In a statement, MSU president Lou Anna Simon reaffirmed the university's rejection of Spencer's message and said the arrangement of the event was intended to minimize risk.
"This agreement was based on the university’s requirement that the event occur on a date and at a venue that minimizes the risk of violence or disruption to campus,” Simon said. “The security of our campus community remains our top priority and all appropriate security measures will be taken in connection with the event. Michigan State rejects this group’s divisive and racist messages and remains committed to maintaining a diverse campus and supporting an inclusive, just and democratic society."
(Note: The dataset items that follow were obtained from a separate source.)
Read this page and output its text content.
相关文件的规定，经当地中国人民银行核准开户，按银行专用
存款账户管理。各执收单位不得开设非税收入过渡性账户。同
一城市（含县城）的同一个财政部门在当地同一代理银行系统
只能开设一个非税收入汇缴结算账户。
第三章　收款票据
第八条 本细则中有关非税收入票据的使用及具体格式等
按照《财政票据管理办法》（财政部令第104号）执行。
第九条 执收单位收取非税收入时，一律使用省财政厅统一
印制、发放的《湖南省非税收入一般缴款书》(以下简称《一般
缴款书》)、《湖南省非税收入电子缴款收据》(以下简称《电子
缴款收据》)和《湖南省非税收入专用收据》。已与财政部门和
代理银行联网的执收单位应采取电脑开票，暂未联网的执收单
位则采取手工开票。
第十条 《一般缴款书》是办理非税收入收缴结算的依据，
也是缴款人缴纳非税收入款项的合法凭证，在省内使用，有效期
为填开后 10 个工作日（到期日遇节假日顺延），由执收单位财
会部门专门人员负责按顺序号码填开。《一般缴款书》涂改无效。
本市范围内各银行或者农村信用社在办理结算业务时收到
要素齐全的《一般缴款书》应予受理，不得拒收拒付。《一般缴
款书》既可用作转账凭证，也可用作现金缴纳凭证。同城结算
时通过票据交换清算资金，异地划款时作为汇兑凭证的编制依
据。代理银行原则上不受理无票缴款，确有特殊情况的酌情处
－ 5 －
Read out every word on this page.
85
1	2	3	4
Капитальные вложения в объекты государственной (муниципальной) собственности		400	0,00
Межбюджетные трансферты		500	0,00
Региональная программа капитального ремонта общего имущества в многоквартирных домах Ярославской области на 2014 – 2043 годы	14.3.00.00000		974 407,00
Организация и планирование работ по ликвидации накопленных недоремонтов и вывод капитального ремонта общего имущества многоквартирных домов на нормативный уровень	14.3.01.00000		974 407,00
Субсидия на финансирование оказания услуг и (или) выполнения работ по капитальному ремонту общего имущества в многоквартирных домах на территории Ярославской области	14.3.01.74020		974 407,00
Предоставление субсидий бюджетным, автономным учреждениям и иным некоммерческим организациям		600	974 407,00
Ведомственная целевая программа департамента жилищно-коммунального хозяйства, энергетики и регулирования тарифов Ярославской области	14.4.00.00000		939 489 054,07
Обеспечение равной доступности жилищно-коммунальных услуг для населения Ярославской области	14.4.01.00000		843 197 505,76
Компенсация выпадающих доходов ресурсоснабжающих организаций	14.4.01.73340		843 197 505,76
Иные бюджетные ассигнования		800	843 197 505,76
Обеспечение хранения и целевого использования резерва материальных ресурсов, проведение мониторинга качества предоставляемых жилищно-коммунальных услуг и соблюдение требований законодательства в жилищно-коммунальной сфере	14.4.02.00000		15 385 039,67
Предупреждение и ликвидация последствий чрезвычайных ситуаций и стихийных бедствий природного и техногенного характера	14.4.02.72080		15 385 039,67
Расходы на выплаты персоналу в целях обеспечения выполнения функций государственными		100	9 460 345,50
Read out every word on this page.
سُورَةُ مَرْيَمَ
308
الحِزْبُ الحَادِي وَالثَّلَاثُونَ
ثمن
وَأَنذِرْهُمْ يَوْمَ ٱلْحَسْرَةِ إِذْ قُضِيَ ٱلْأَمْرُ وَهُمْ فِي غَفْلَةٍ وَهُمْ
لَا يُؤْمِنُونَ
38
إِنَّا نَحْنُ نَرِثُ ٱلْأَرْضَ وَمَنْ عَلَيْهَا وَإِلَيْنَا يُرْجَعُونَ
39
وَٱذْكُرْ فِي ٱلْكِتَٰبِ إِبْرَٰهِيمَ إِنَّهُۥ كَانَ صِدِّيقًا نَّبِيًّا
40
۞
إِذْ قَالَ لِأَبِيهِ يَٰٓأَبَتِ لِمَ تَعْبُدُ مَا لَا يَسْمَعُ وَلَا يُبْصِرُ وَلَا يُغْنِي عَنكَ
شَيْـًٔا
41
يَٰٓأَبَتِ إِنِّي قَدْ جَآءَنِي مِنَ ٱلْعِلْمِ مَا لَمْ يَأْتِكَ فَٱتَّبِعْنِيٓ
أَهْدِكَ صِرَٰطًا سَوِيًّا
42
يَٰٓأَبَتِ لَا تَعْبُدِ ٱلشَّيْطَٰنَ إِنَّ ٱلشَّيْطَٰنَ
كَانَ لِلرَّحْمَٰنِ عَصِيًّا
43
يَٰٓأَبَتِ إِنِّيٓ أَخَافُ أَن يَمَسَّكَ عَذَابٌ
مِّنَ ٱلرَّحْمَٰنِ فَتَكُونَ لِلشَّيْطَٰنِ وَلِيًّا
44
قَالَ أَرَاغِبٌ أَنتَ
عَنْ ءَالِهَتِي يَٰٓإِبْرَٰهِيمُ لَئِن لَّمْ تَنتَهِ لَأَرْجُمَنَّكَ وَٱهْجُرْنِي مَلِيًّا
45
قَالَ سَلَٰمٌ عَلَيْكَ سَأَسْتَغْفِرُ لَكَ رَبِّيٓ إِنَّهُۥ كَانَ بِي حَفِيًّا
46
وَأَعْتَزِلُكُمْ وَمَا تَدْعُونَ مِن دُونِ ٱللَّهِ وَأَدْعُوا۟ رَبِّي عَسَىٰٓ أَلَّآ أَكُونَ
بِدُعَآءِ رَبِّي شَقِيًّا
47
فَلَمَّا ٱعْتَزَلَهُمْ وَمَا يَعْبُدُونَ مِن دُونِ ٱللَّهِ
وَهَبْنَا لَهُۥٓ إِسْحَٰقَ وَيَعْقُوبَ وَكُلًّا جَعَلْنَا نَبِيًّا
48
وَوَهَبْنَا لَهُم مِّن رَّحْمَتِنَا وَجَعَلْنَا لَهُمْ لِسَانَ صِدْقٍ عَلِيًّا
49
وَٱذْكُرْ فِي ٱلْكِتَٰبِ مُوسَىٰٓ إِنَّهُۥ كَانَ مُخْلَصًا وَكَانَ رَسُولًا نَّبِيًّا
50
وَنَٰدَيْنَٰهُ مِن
MSU and Spencer’s lawyers agreed to a two-hour speaking time from 4:30 p.m. to 6:30 p.m. in the Pavilion for Agriculture and Livestock Education. Spencer will rent the space for $1,650 and MSU will provide security and ticketing. Spencer will provide insurance for the event but will not contribute to securing the event and will not hold any other event on MSU’s campus.
March 5 is the first day of MSU’s spring break, a time in which many students return home and are off campus. In negotiations regarding the pending request from Spencer to speak on the University of Michigan's campus, Spencer's team also requested dates during the University's spring break. After announcing they would begin negotiations in November, the University said it would suggest dates to Spencer's team by the end of January.
However, that doesn't necessarily mean the event would be lacking in attendance. In a December email shared with the Detroit Free Press, Bristow said one of the reasons they needed a quick response from the University was so they would have time to make travel arrangements for "numerous involved parties."
University spokeswoman Kim Broekhuizen said that there are no updates on whether the decision in the MSU case will affect U-M’s negotiations with Spencer.